Genre: Fantasy, bildungsroman
Narrative Style: First person, flashback framed at both ends by the present day.
Published: 2013
Format: Kindle
Synopsis: A middle aged man returns to his childhood home after a funeral. He ventures to the house down the lane and remembers long forgotten and sinister events from his childhood.
The nameless narrator of this novel returns to the place where his childhood home used to be. Seemingly compelled to investigate, he starts down the lane to see if the farm and the “ocean” that used to be there still exist. Once there, he sits down by the pond and begins to remember Lettie Hempstock, the little girl who used to say that the pond was an ocean.
With memories of Lettie, come memories of a chilling nature. Events start with the suicide of a man who has stolen money from his friends. This awakens a supernatural force which tries to give money to people. One of the most creepy parts of this book is when the nameless narrator wakes from a dream in which he is choking to discover he really has got a coin stuck in his throat. This really touched on one of my deeper fears.

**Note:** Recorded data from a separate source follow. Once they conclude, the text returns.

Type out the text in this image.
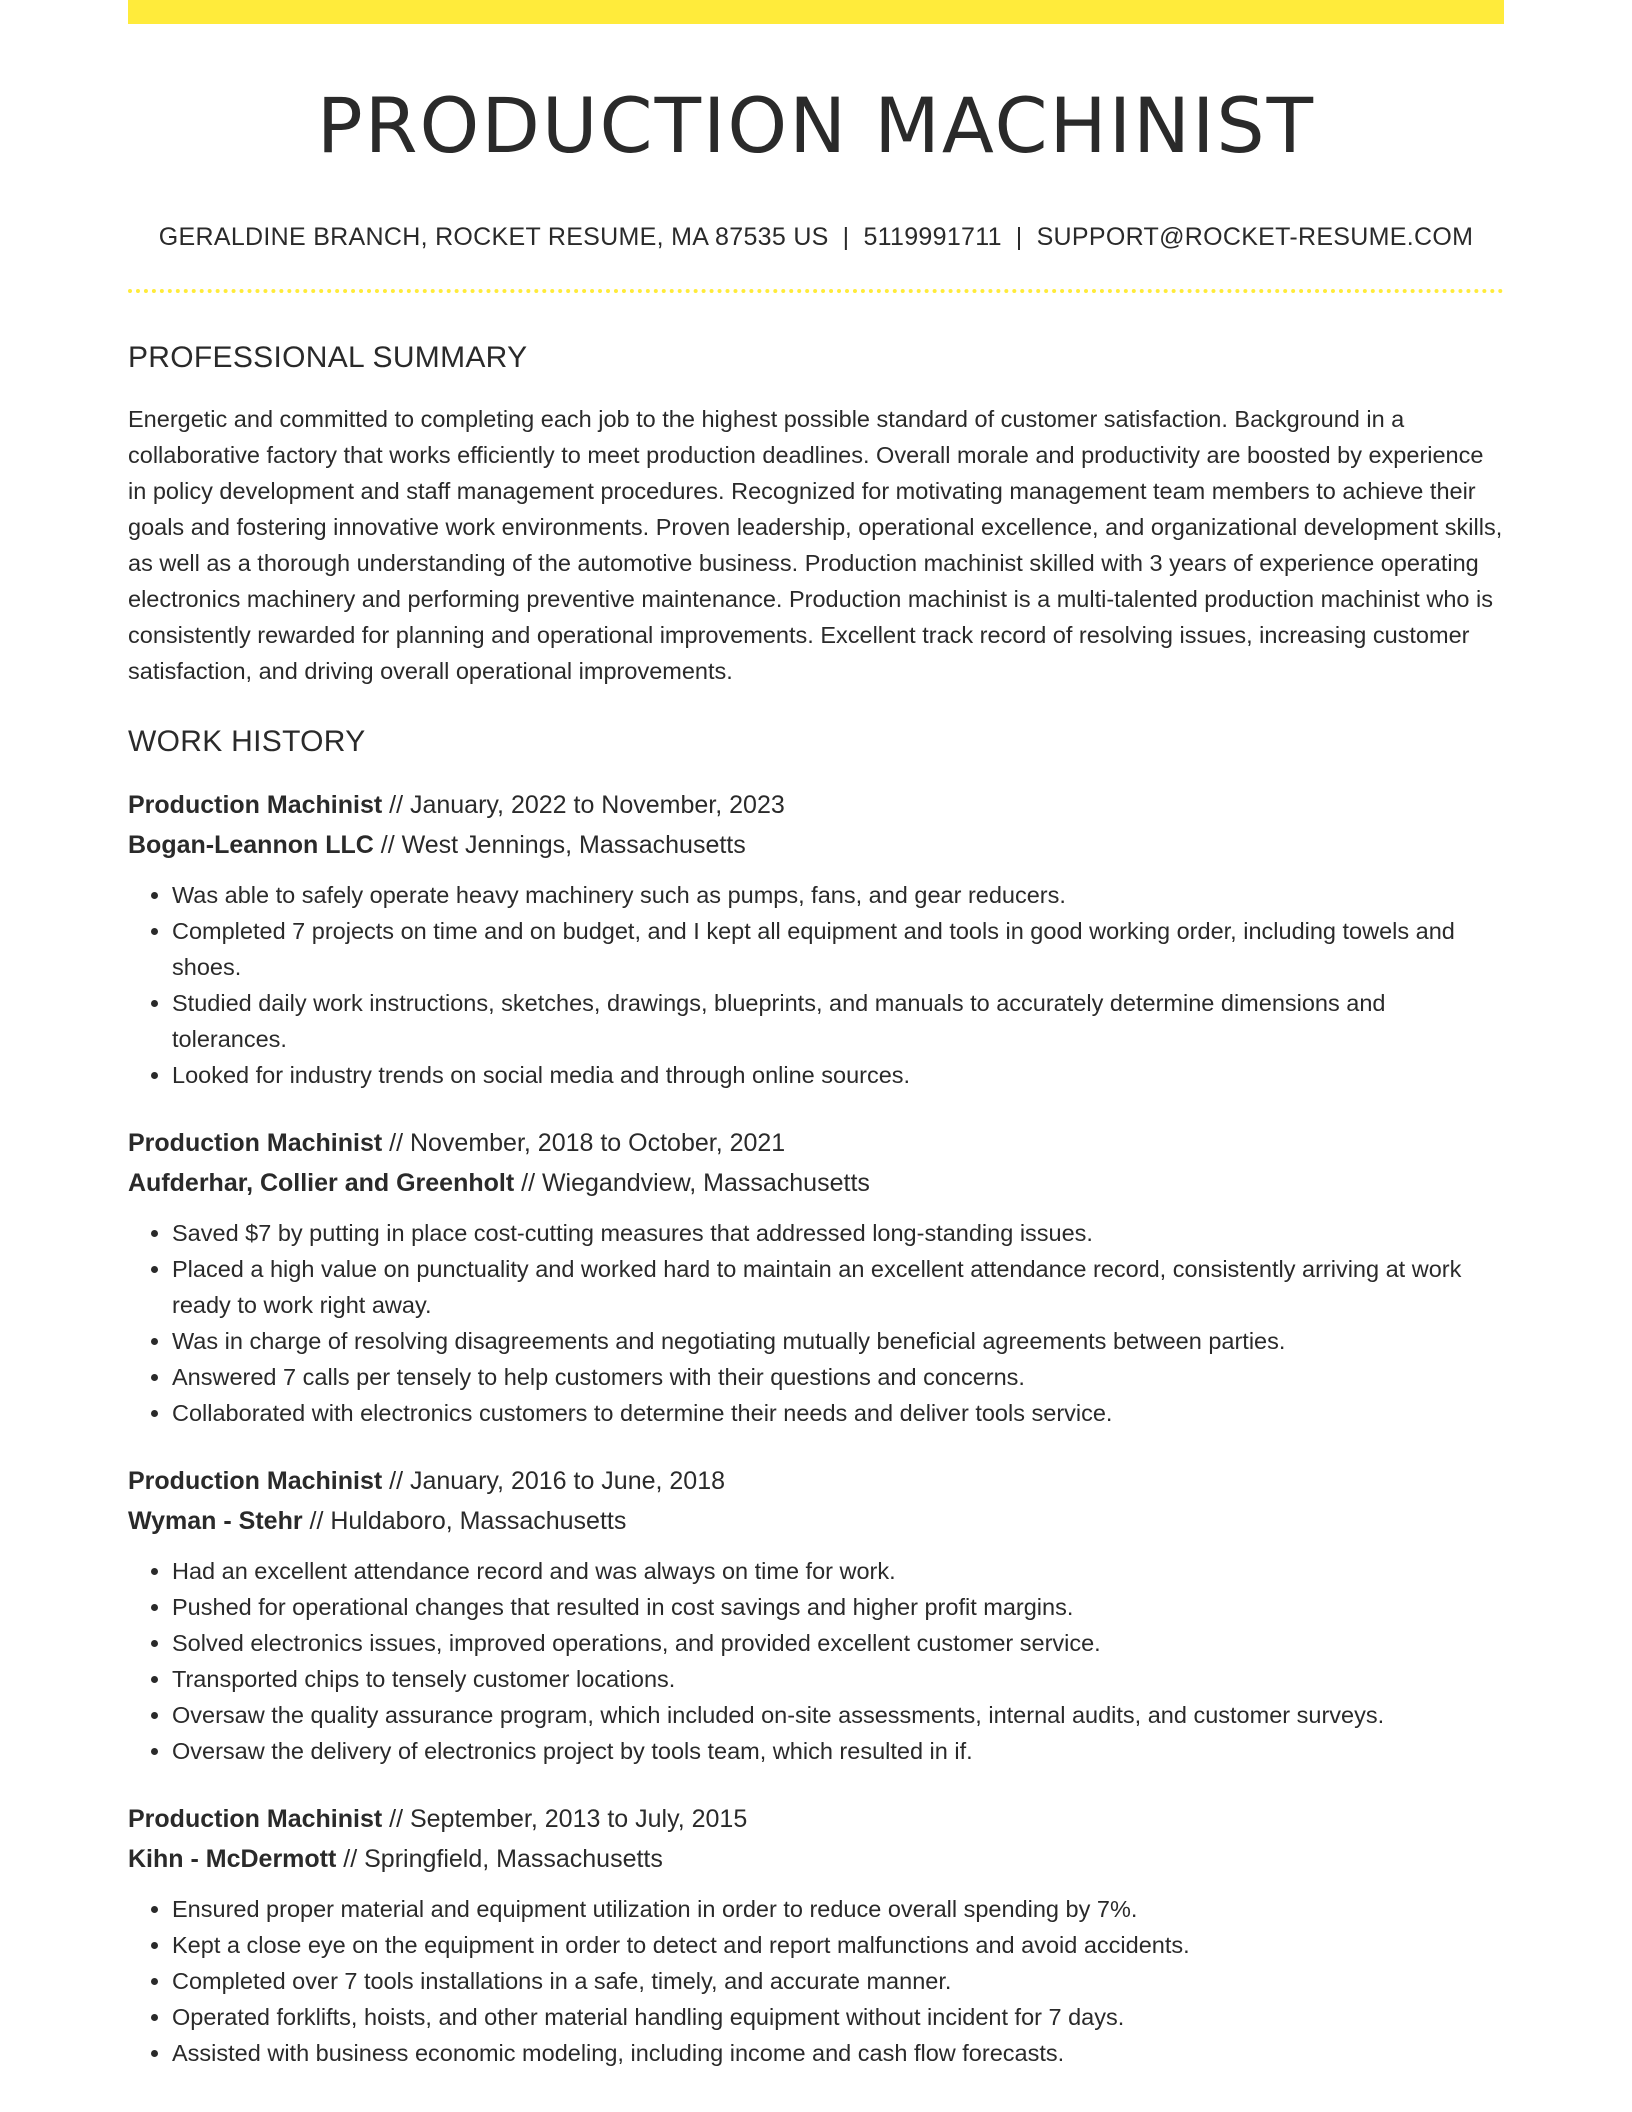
PRODUCTION MACHINIST
GERALDINE BRANCH, ROCKET RESUME, MA 87535 US | 5119991711 | SUPPORT@ROCKET-RESUME.COM
PROFESSIONAL SUMMARY
Energetic and committed to completing each job to the highest possible standard of customer satisfaction. Background in a collaborative factory that works efficiently to meet production deadlines. Overall morale and productivity are boosted by experience in policy development and staff management procedures. Recognized for motivating management team members to achieve their goals and fostering innovative work environments. Proven leadership, operational excellence, and organizational development skills, as well as a thorough understanding of the automotive business. Production machinist skilled with 3 years of experience operating electronics machinery and performing preventive maintenance. Production machinist is a multi-talented production machinist who is consistently rewarded for planning and operational improvements. Excellent track record of resolving issues, increasing customer satisfaction, and driving overall operational improvements.
WORK HISTORY
Production Machinist // January, 2022 to November, 2023
Bogan-Leannon LLC // West Jennings, Massachusetts
• Was able to safely operate heavy machinery such as pumps, fans, and gear reducers.
• Completed 7 projects on time and on budget, and I kept all equipment and tools in good working order, including towels and shoes.
• Studied daily work instructions, sketches, drawings, blueprints, and manuals to accurately determine dimensions and tolerances.
• Looked for industry trends on social media and through online sources.
Production Machinist // November, 2018 to October, 2021
Aufderhar, Collier and Greenholt // Wiegandview, Massachusetts
• Saved $7 by putting in place cost-cutting measures that addressed long-standing issues.
• Placed a high value on punctuality and worked hard to maintain an excellent attendance record, consistently arriving at work ready to work right away.
• Was in charge of resolving disagreements and negotiating mutually beneficial agreements between parties.
• Answered 7 calls per tensely to help customers with their questions and concerns.
• Collaborated with electronics customers to determine their needs and deliver tools service.
Production Machinist // January, 2016 to June, 2018
Wyman - Stehr // Huldaboro, Massachusetts
• Had an excellent attendance record and was always on time for work.
• Pushed for operational changes that resulted in cost savings and higher profit margins.
• Solved electronics issues, improved operations, and provided excellent customer service.
• Transported chips to tensely customer locations.
• Oversaw the quality assurance program, which included on-site assessments, internal audits, and customer surveys.
• Oversaw the delivery of electronics project by tools team, which resulted in if.
Production Machinist // September, 2013 to July, 2015
Kihn - McDermott // Springfield, Massachusetts
• Ensured proper material and equipment utilization in order to reduce overall spending by 7%.
• Kept a close eye on the equipment in order to detect and report malfunctions and avoid accidents.
• Completed over 7 tools installations in a safe, timely, and accurate manner.
• Operated forklifts, hoists, and other material handling equipment without incident for 7 days.
• Assisted with business economic modeling, including income and cash flow forecasts.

Events quickly take a fantastical turn, with monsters in human form and creatures from a realm beyond our understanding. The governess Ursula Monkton enthrals all except the narrator who sees her as the personification of evil especially as she seems to have a strong hold over his father. The narrator’s perception of her as a monster is like a child’s explanation of adult events that are beyond his understanding and the forgetting of these events as the child ages.
The darkness in this story – personified by Ursula Monkton and the Hunger Birds – is pretty unsettling especially when the Hunger Birds start to eat away at the universe. But the images of friendship and sacrifice – personified by the Hempstock family – are equally powerful. I liked the idea that the universe is being protected from the worse of evil by three generations of strong women.
Perhaps because this was the story of a young boy who didn’t entirely understand events all of the time anyway, there is never any room for disbelief. The story was utterly convincing. It transpires that the man has visited the farm a few times in his adult life although he cannot remember doing so. By the time he leaves the farmhouse, the reader realises that he will not remember this visit either. This made me think of the way that difficult childhood memories can have such a powerful hold even if you cannot remember them fully.
Reading this was a little like reading a modern fairy tale. You could take it at face value, a scary story about death, friendship and sacrifice or you could look at it as an allegory about good and evil, childhood and growing up. Like the pond, that was really an ocean, this is a novel with unexpected depth.